/ldjstructurestats

a commandline command (Python3 program) that determines the structure of given line-delimited JSON records

Primary LanguagePythonApache License 2.0Apache-2.0

ldjstructurestats - line-delimited JSON structure statistics

ldjstructurestats is a commandline command (Python3 program) that determines the structure of given line-delimited JSON records.

This tool can be utilised to discover the structure (+ schema) of given line-delimited JSON records and possible differences/variants at single field paths. Furthermore, it also illustrates, whether a certain field path can contain multiple values or not.

Usage

It eats line-delimited JSON records from stdin.

It puts structure statistics calculated from the given line-delimited JSON records as pure CSV to stdout.

ldjstructurestats

optional arguments:
  -h, --help                           show this help message and exit
  • example:
    ldjstructurestats < [INPUT LINE-DELIMITED JSON RECORDS] > [PATH TO THE OUTPUT CSV FILE]
    

Run

  • clone this git repo or just download the ldjstructurestats.py file
  • run ./ldjstructurestats.py
  • for a hackish way to use ldjstructurestats system-wide, copy to /usr/local/bin

Install system-wide via pip

sudo -H pip3 install --upgrade [ABSOLUTE PATH TO YOUR LOCAL GIT REPOSITORY OF LDJSTRUCTURESTATS]

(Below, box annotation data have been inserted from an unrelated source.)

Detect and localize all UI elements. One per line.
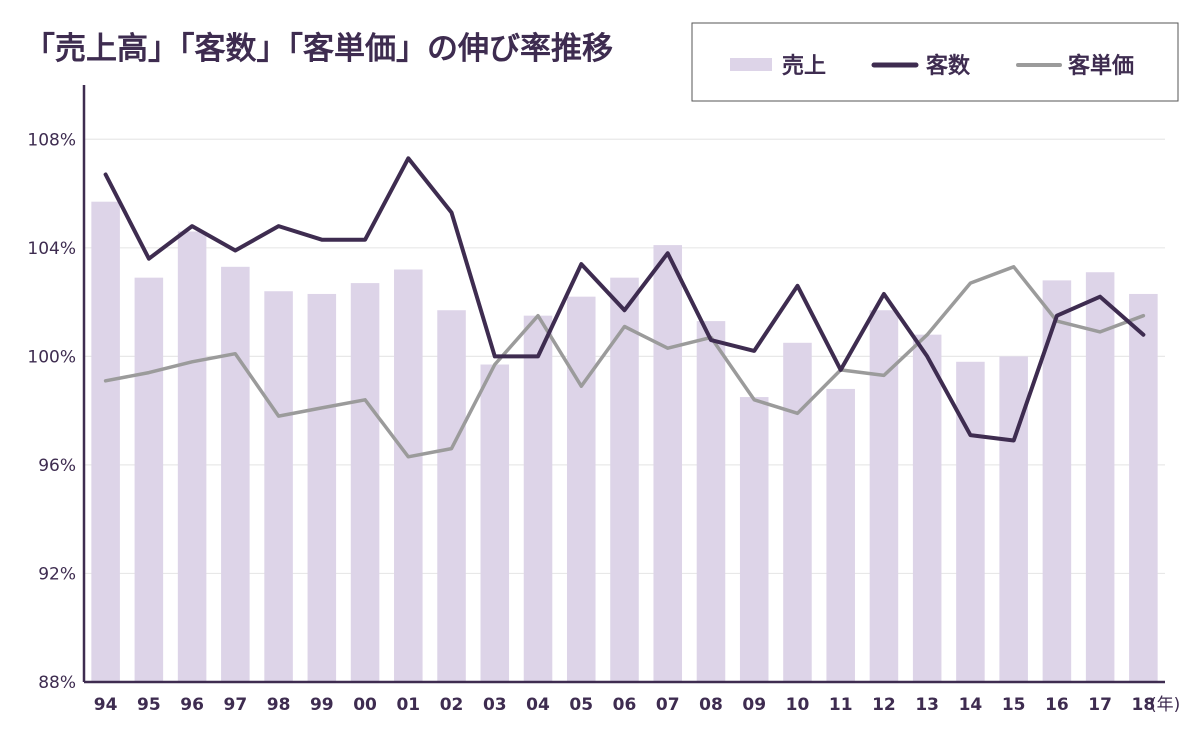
sales-bar (437, 310, 466, 682)
customers-line (103, 156, 1146, 443)
x-tick-label: 05 (569, 695, 593, 715)
x-tick-label: 97 (224, 695, 248, 715)
x-tick-label: 01 (396, 695, 420, 715)
x-tick-label: 03 (483, 695, 507, 715)
x-tick-label: 17 (1088, 695, 1112, 715)
sales-bar (177, 231, 207, 682)
sales-bar (91, 201, 120, 682)
sales-bar (221, 266, 250, 682)
x-tick-label: 94 (94, 695, 118, 715)
sales-bar (739, 397, 769, 682)
sales-bar (350, 283, 380, 682)
y-tick-label: 100% (27, 347, 76, 367)
y-tick-label: 88% (38, 673, 76, 693)
x-unit-label: (年) (1150, 695, 1180, 715)
x-tick-labels: 94 95 96 97 98 99 00 01 02 03 04 05 06 07 08 09 10 11 12 13… (94, 695, 1155, 715)
sales-bar (826, 388, 855, 682)
legend-swatch-sales (730, 58, 772, 71)
legend-label-customers: 客数 (926, 53, 971, 79)
x-tick-label: 18 (1132, 695, 1156, 715)
sales-bar (394, 269, 423, 682)
x-tick-label: 13 (915, 695, 939, 715)
x-tick-label: 11 (829, 695, 853, 715)
axes (82, 85, 1165, 684)
line-series (103, 156, 1146, 459)
y-tick-label: 92% (38, 564, 76, 584)
sales-bar (869, 310, 899, 682)
x-tick-label: 15 (1002, 695, 1026, 715)
sales-bar (956, 361, 985, 682)
sales-bar (566, 296, 596, 682)
x-tick-label: 95 (137, 695, 161, 715)
sales-bar (1085, 272, 1115, 682)
x-tick-label: 98 (267, 695, 291, 715)
x-tick-label: 06 (613, 695, 637, 715)
y-tick-label: 104% (27, 239, 76, 259)
y-tick-label: 108% (27, 130, 76, 150)
sales-bar (783, 342, 812, 682)
x-tick-label: 16 (1045, 695, 1069, 715)
x-tick-label: 04 (526, 695, 550, 715)
sales-bar (1129, 293, 1158, 682)
x-tick-label: 00 (353, 695, 377, 715)
y-tick-label: 96% (38, 456, 76, 476)
x-tick-label: 12 (872, 695, 896, 715)
y-tick-labels: 88% 92% 96% 100% 104% 108% (27, 130, 76, 693)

(which provides you ldjstructurestats as a system-wide commandline command)

Description

Statistics Header

path_number

  • a number/count for each (simple) path/field

field_path

  • the field path
  • rows that have a number in the column 'path_number', contain the simple field path
    • field names (/keys) in simple field paths are separated by a .
  • rows below a line with a simple field path, contain the structure variants/mutations of this simple field path
    • field names (/keys) in structure variant field paths are separated by >
    • field names (/keys) in structure variant field paths are enclosed in quotation marks (")
    • indent = 1 tab + '↳' at the beginning of the field path
  • rows below structure variants/mutations that end with a JSON array, contain the structure variant field paths incl. the object types that can occur in this JSON array
    • indent = 2 tabs + '↳' at the beginning of the field path

multiple_paths

  • indicates whether a simple field path occurs multiple times in a record or not (only at simple field paths)
    • True = this simple field path occurs multiple times in at least one record of the input record set
    • this value is simply determined by a comparison of path_existing and path_occurrence, if path_occurrence is larger than path_existing, then there must be at least on record that contains this simple field path multiple times

multiple_values

  • only if, the field path (i.e. structure variant field path) ends with a JSON array, this column is either filled with True or False
    • True = this field path has JSON arrays with multiple values
    • False = this field path only has JSON arrays that do not contain multiple values, i.e., they are single-valued

path_existing

  • the number of records where this (simple) field path exists, i.e., records where this (simple) field path occurs at least once

path_occurrence

  • the occurrence count of the simple field path or its structure variant in the line-delimited JSON records

note: if multiple_paths is True (at the simple field path) and/or multiple_values is True (at a related structure variant field path that ends with a JSON array), then it's an indicator that a mapping from such a field path could produces multiple values in the output

Structure Field Path Notation

  • behind each field name in a structure field path is a notation of the object type of the value of this field (/key)

  • these object types include all possible JSON object types, which are

    Object Type Notation JSON Object Type
    {} JSON object
    [] JSON array
    (Integer) integer number
    (String) string value
    (Decimal) decimal number
    (Boolean) boolean value
    (no object type) null value, i.e., no value
  • the notation of the JSON array object types is [] + [ARRAY VALUE OBJECT TYPE], i.e. [ARRAY VALUE OBJECT TYPE] can be one of {}, (Integer), (String), (Decimal), (Boolean) or (no object type), e.g. [] {} or [] (String)